O programa foi redefinido e ampliado pela Portaria 2803/2013, passando a incorporar como usuários do processo transexualizador do SUS os homens trans e as travestis, tendo em vista que até então apenas as mulheres trans eram assistidas pelo serviço.

Para ser atendido, o usuário precisa ir à Unidade Básica de Saúde (UBS) do bairro onde mora, fazer uma consulta com um médico clínico geral. Em seguida, ser encaminhado pela regulação Regional Centro-Sul de Saúde de Goiás para o Arpagesc.

Após cerca de dois anos de acompanhamento, os pacientes podem ser encaminhados para procedimentos cirúrgicos na Rede Sistema Único de Saúde (SUS), se houver indicação específica da equipe multidisciplinar ambulatorial.

CID-11

Desde 1990 a transexualidade não é mais considerada transtorno mental. A atualização foi adotada mundialmente a partir da adoção da 10ª Classificação Internacional de Doenças (CID), tratado das causas de morte e tipos de doenças organizado pela OMS e atualizado regularmente.

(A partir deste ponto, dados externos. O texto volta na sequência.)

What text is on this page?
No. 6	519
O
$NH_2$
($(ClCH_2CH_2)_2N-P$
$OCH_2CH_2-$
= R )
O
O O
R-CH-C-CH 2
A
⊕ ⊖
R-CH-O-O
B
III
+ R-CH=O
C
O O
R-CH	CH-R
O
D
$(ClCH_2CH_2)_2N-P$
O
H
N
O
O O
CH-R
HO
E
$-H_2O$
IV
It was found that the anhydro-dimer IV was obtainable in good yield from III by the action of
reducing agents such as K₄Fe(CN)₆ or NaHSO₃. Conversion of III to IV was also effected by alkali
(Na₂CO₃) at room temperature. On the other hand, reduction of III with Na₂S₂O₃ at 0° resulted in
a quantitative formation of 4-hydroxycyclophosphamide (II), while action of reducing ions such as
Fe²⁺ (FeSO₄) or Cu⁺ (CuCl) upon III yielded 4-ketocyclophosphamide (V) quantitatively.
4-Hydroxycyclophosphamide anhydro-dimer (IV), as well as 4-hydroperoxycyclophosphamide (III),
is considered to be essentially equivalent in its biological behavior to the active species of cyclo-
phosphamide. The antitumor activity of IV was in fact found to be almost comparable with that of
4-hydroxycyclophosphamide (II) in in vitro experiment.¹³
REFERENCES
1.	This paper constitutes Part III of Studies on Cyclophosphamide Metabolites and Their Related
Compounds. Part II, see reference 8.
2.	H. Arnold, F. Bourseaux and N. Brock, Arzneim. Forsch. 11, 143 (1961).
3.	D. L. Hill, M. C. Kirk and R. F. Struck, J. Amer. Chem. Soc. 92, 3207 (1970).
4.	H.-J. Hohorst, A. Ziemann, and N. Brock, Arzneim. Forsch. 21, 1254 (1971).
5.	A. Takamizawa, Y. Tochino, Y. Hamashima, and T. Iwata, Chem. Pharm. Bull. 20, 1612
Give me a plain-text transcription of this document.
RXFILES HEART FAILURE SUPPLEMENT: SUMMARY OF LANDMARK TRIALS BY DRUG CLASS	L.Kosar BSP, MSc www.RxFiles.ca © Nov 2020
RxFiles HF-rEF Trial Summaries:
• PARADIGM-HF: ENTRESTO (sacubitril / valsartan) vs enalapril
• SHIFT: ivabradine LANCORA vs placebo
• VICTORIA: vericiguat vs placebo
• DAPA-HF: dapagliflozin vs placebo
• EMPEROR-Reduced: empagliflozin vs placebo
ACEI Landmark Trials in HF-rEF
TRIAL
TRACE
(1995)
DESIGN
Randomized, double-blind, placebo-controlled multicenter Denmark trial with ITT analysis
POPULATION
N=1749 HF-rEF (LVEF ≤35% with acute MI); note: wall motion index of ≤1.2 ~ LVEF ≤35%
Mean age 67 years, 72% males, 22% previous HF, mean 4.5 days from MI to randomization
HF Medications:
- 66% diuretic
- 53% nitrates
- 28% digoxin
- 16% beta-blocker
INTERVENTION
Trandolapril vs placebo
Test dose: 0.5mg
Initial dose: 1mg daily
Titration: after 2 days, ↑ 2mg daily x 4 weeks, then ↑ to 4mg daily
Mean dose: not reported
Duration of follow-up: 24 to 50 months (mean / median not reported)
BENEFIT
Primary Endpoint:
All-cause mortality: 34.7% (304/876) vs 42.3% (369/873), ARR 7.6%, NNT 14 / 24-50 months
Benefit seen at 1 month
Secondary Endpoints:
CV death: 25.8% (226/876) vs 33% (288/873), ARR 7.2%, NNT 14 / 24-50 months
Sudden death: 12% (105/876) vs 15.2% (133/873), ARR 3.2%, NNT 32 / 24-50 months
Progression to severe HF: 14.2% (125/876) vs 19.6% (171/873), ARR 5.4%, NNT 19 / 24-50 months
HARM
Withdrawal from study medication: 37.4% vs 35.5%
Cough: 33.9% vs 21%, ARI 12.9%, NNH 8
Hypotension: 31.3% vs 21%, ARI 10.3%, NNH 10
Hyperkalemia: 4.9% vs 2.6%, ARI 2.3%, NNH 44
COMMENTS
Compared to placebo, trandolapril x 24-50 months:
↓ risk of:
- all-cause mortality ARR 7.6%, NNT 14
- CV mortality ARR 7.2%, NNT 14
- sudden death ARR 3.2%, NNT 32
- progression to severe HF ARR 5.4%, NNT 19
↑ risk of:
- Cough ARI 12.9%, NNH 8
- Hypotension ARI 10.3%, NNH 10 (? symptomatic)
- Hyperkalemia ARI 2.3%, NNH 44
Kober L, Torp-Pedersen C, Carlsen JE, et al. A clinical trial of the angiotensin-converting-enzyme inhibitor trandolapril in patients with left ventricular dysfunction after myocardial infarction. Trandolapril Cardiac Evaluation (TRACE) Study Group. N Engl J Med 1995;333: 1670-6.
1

Já na edição mais recente do CID, a 11ª, a transexualidade é classificada como “incongruência de gênero”. O termo se refere a indivíduos que não se identificam com o gênero atribuído ao nascimento.

Isso significa o reconhecimento de transexuais como pessoas que podem necessitar de cuidados médicos, especialmente durante um processo de transição de gênero (que envolve cirurgias e terapia hormonal) e não mais como pessoas que precisam de tratamento psiquiátrico.